You can use any qPCR machine and either design your own assay or use a commercial one. You don't need to buy an Illumina qPCR machine or thier kit, just use the onw available in your lab or one next door and spend the money saved on another genome or three!

In the Illumina qPCR quantification protocol they use a polymerase, dNTPs, and two primers designed to the adapter sequences. The primer and adapter sequences are available from Illumina TechSupport but you do have to ask for the and they should not be generally shared (I don't know why they don't just put them on the web, everyone who wants to know does). The design of the assay means that only adapter ligated PCR products should amplify and you will get a very good estimate of concentration fro cluster density. Adapter dimers and other concatamers may also amplify so you need to make sure your sample is not contaminated with too much of these. Illumina also demonstrated that you can use a dissociation curve to determine GC content of your library. You can use this protocol as a starting point for your own if you like.

Illumina qPCR workflow
GC estimation by dissociation curve

Digital PCR (LOQ 0.03fg): Fluidigm's digital PCR platform has been released for library quanitifaction as the SlingShot kit, available for both Illumina and 454. This kit does not require a calibrator samples and uses positive well counts to determine a quantitative estimate of the samples actual concentration. A sinlge qPCR reaction is setup and loaded onto the Fluidigm chip. This reaction gets partitioned into 765 9nl chambers for PCR. The DNA is loaded at a concentration that results in many wells having no template present.
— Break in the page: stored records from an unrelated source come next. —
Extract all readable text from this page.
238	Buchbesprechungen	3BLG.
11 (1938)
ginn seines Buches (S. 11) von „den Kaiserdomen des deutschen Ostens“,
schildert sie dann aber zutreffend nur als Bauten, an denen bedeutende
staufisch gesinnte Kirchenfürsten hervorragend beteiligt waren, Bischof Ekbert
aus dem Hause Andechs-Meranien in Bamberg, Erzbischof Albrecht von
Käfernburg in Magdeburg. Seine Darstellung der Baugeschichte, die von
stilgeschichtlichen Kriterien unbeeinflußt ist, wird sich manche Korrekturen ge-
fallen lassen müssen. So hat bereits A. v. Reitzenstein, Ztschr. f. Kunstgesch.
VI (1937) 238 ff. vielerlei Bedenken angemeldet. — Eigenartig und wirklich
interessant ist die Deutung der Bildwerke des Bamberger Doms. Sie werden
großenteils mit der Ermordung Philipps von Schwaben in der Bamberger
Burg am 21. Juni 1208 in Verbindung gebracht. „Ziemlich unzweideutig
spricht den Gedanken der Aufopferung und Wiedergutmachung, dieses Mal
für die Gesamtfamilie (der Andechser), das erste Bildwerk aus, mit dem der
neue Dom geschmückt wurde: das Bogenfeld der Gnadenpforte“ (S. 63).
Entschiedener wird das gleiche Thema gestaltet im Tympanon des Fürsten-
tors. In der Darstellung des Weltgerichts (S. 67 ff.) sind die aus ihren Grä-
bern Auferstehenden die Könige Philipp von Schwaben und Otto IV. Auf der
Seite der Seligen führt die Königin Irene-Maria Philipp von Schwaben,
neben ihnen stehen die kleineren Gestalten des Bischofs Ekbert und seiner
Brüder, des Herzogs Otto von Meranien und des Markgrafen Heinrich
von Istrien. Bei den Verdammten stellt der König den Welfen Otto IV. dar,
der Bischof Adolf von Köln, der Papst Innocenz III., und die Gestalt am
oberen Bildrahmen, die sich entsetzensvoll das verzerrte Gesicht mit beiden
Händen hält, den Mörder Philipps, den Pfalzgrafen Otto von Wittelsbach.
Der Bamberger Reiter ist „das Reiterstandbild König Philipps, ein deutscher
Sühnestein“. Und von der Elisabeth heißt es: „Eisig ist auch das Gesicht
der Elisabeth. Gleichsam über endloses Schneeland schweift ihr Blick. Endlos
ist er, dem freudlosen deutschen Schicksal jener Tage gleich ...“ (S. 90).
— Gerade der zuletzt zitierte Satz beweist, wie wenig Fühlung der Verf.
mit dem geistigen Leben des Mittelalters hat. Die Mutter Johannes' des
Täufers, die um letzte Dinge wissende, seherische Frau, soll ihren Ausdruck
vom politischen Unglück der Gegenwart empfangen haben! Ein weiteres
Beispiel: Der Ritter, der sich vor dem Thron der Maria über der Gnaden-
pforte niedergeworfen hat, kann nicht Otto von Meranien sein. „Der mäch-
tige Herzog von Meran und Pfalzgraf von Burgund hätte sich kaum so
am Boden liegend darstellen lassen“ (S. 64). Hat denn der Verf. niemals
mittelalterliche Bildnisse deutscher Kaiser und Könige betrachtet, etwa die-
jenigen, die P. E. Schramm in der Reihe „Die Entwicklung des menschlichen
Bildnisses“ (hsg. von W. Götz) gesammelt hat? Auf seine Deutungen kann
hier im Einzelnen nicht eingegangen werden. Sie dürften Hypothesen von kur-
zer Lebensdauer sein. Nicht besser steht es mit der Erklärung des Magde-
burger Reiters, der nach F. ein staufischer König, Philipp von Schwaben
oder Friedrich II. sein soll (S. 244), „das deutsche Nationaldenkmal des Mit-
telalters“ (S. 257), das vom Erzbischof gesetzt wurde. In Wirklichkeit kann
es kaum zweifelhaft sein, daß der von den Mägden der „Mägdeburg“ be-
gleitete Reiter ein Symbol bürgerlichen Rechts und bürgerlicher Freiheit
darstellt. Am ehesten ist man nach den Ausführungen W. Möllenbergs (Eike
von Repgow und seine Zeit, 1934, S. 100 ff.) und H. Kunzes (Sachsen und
The count of positive wells after PCR is directly related to starting input and quantitation s very sensitive.
SlingShot image from Fluidigm brochure

The biggest drawback is the need to buy a very expensive piece of hardware and this technology has only been adopted by labs using Fluidigm for other applications or in some large facilities.
Those are pretty big numbers and many more genomes than are being sequenced in all but the largest of consortia led projects.


  1. This is nice post because it's provide information about next-generation sequencing and microarray technologies. Good work keep it up !!!!

  2. Nice article. Any suggestions as to how to quantify an enriched microRNA sampled devoid of large RNAs?